- (2012) Volume 13, Issue 2
Raffaele Pezzilli
Pancreas Unit, Department of Digestive Diseases and Internal Medicine, Sant’Orsola-Malpighi Hospital. Bologna, Italy
Endoscopy, Gastrointestinal; Pain; Pain Clinics; Pancreatitis, Chronic; Surgical Procedures, Operative
Pain is the main symptom in chronic pancreatitis and its treatment represents the main therapeutic option because pain severely impairs the quality of life [1]. The mechanisms generating pain are poorly understood, and human and experimental studies have indicated a critical role of neuronal mechanisms which result in peripheral and central sensitization. In a concise review, Pasricha [2] has reviewed these mechanisms describing the pathways of pain characterized by an increased pancreatic nociceptor excitability associated with the downregulation of potassium currents. The author also reviewed the activity of some specific molecules implicated in this process, such as the vanilloid receptor, TRPV1, the nerve growth factor, protease activated receptor 2 and a variety of other substances.
Thus, in order to improve the therapeutic options, we also need experimental data. Many animal models which mimic pancreatic pain are typically short term and invasive in nature, and Westlund and Vera- Portocarrero [3] describe the development and characterization of two non-invasive rat models of pancreatitis, one acute and one chronic. The authors report that the two models described are simple to replicate, giving them an advantage over other animal models of pancreatic inflammation. In this way, we could test new substances in alleviating the pain in pancreatitis.
In passing from experimental studies to human studies, a number of papers have demonstrated that patients with chronic pancreatitis have a compromised antioxidant status [4] which may be a contributing factor to the enhanced oxidative state associated with the disease. Nutrition plays an important role in the treatment of chronic pancreatitis since diet is the main source of several antioxidants and cofactors required for the production of cellular antioxidant enzymes. It has been demonstrated that patients with chronic pancreatitis have an inadequate intake of macro- and micro-nutrients due to pain and exocrine insufficiency, leading to further complications by preventing adequate digestion and absorption of ingested food. Grigsby et al. [5] have reviewed the evidence for the use of antioxidants in the treatment of chronic pancreatitis and concluded that the use of antioxidants in chronic pancreatitis patients receiving an antioxidant supplement resulted in a significantly lower need for hospitalization; they also reduced the use of analgesics, including opiates, and, consequently, improved the quality of life.

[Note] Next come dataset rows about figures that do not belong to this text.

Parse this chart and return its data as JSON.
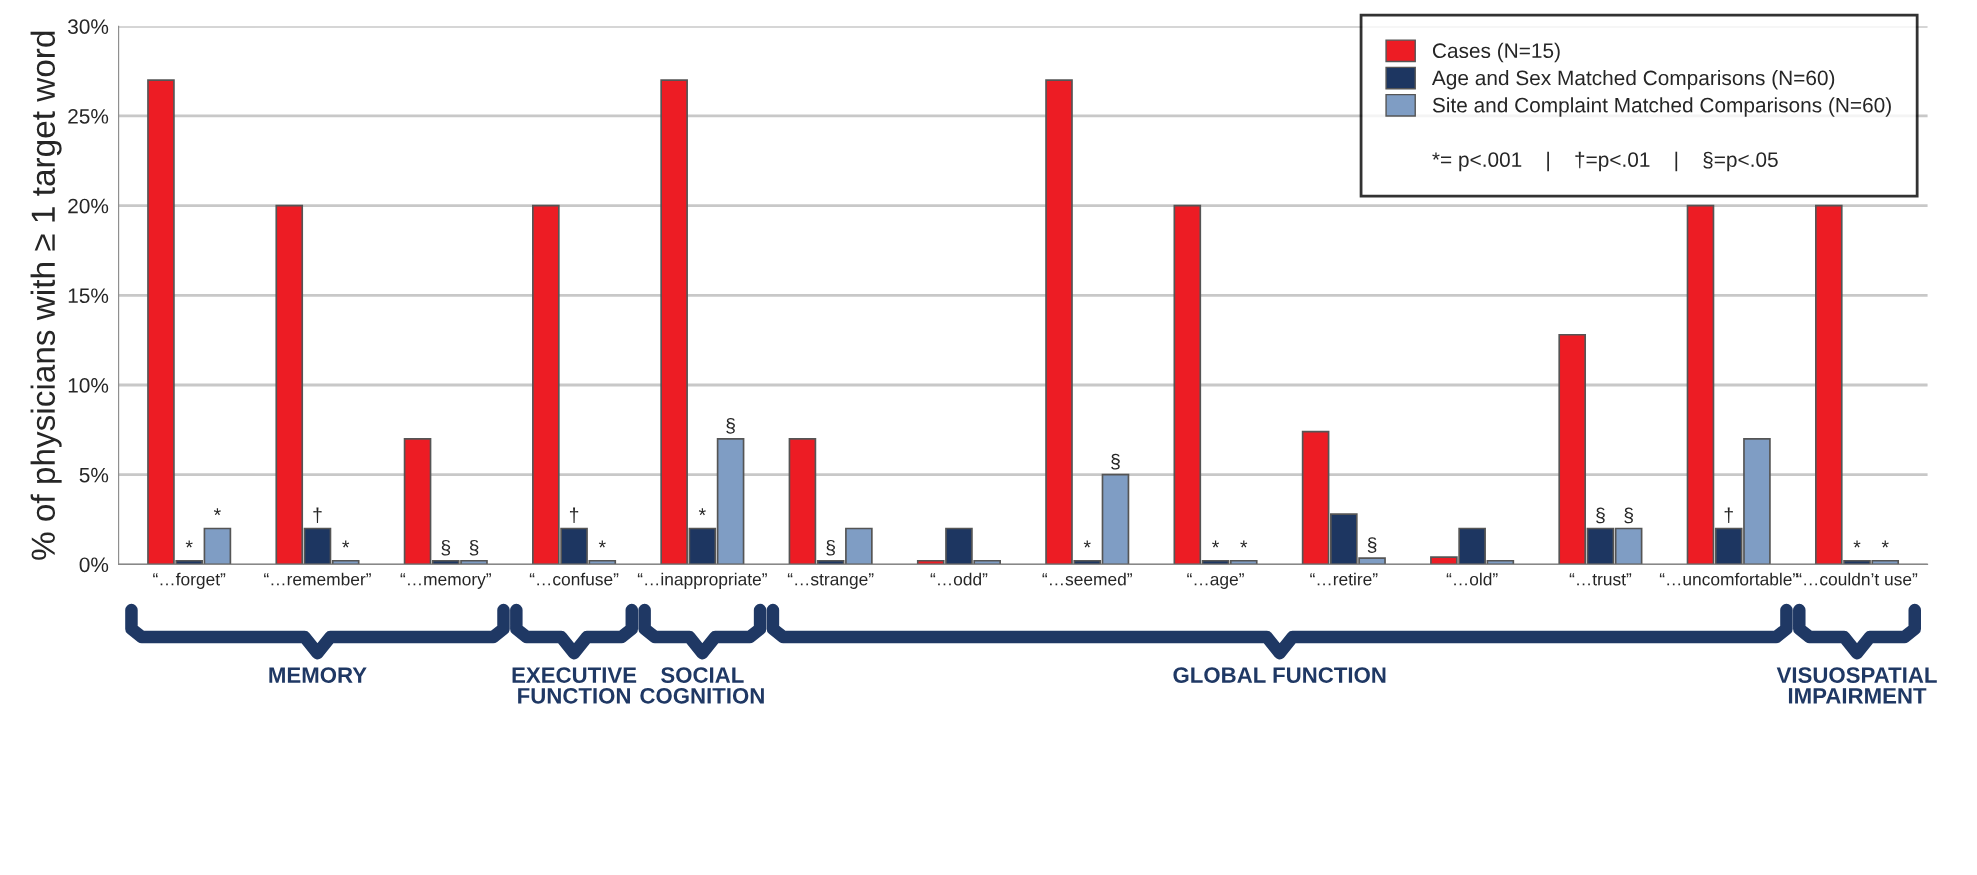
{
  "chart_data": {
    "type": "bar",
    "ylabel": "% of physicians with ≥ 1 target word",
    "categories": [
      "“…forget”",
      "“…remember”",
      "“…memory”",
      "“…confuse”",
      "“…inappropriate”",
      "“…strange”",
      "“…odd”",
      "“…seemed”",
      "“…age”",
      "“…retire”",
      "“…old”",
      "“…trust”",
      "“…uncomfortable”",
      "“…couldn’t use”"
    ],
    "series": [
      {
        "name": "Cases (N=15)",
        "color": "#ed1c24",
        "values": [
          27,
          20,
          7,
          20,
          27,
          7,
          0.2,
          27,
          20,
          7.4,
          0.4,
          12.8,
          20,
          20
        ]
      },
      {
        "name": "Age and Sex Matched Comparisons (N=60)",
        "color": "#1d3661",
        "values": [
          0.2,
          2,
          0.2,
          2,
          2,
          0.2,
          2,
          0.2,
          0.2,
          2.8,
          2,
          2,
          2,
          0.2
        ],
        "value_labels": [
          "*",
          "†",
          "§",
          "†",
          "*",
          "§",
          null,
          "*",
          "*",
          null,
          null,
          "§",
          "†",
          "*"
        ]
      },
      {
        "name": "Site and Complaint Matched Comparisons (N=60)",
        "color": "#7f9dc4",
        "values": [
          2,
          0.2,
          0.2,
          0.2,
          7,
          2,
          0.2,
          5,
          0.2,
          0.35,
          0.2,
          2,
          7,
          0.2
        ],
        "value_labels": [
          "*",
          "*",
          "§",
          "*",
          "§",
          null,
          null,
          "§",
          "*",
          "§",
          null,
          "§",
          null,
          "*"
        ]
      }
    ],
    "ylim": [
      0,
      30
    ],
    "yticks": [
      {
        "value": 0,
        "label": "0%"
      },
      {
        "value": 5,
        "label": "5%"
      },
      {
        "value": 10,
        "label": "10%"
      },
      {
        "value": 15,
        "label": "15%"
      },
      {
        "value": 20,
        "label": "20%"
      },
      {
        "value": 25,
        "label": "25%"
      },
      {
        "value": 30,
        "label": "30%"
      }
    ],
    "grid": "y",
    "legend": "top right",
    "annotations": [
      "*= p<.001    |    †=p<.01    |    §=p<.05",
      "MEMORY",
      "EXECUTIVE\nFUNCTION",
      "SOCIAL\nCOGNITION",
      "GLOBAL FUNCTION",
      "VISUOSPATIAL\nIMPAIRMENT"
    ]
  }
}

Another open question in treating pain in chronic pancreatitis patients is the surgical or endoscopic approach. Ahmed Ali et al., in a review of existing literature [6], assessed and compared the effectiveness and complications of surgical and endoscopic interventions in the management of pain for obstructive chronic pancreatitis. The authors concluded that, in patients with obstructive chronic pancreatitis and dilated pancreatic duct, surgery is superior to endoscopy in terms of pain control; morbidity and mortality were not different between the two intervention modalities, but the small size of the existing trials does not provide sufficient information to detect the differences expected regarding this outcome. In addition, regarding the comparison of surgical intervention versus conservative treatment, the review has shown that surgical intervention in an early stage of chronic pancreatitis seems to be a promising approach in terms of pain control and pancreatic function. The current opinion is that endoscopy is a bridge to surgery for patients who are in critical condition and cannot immediately undergo surgery [7].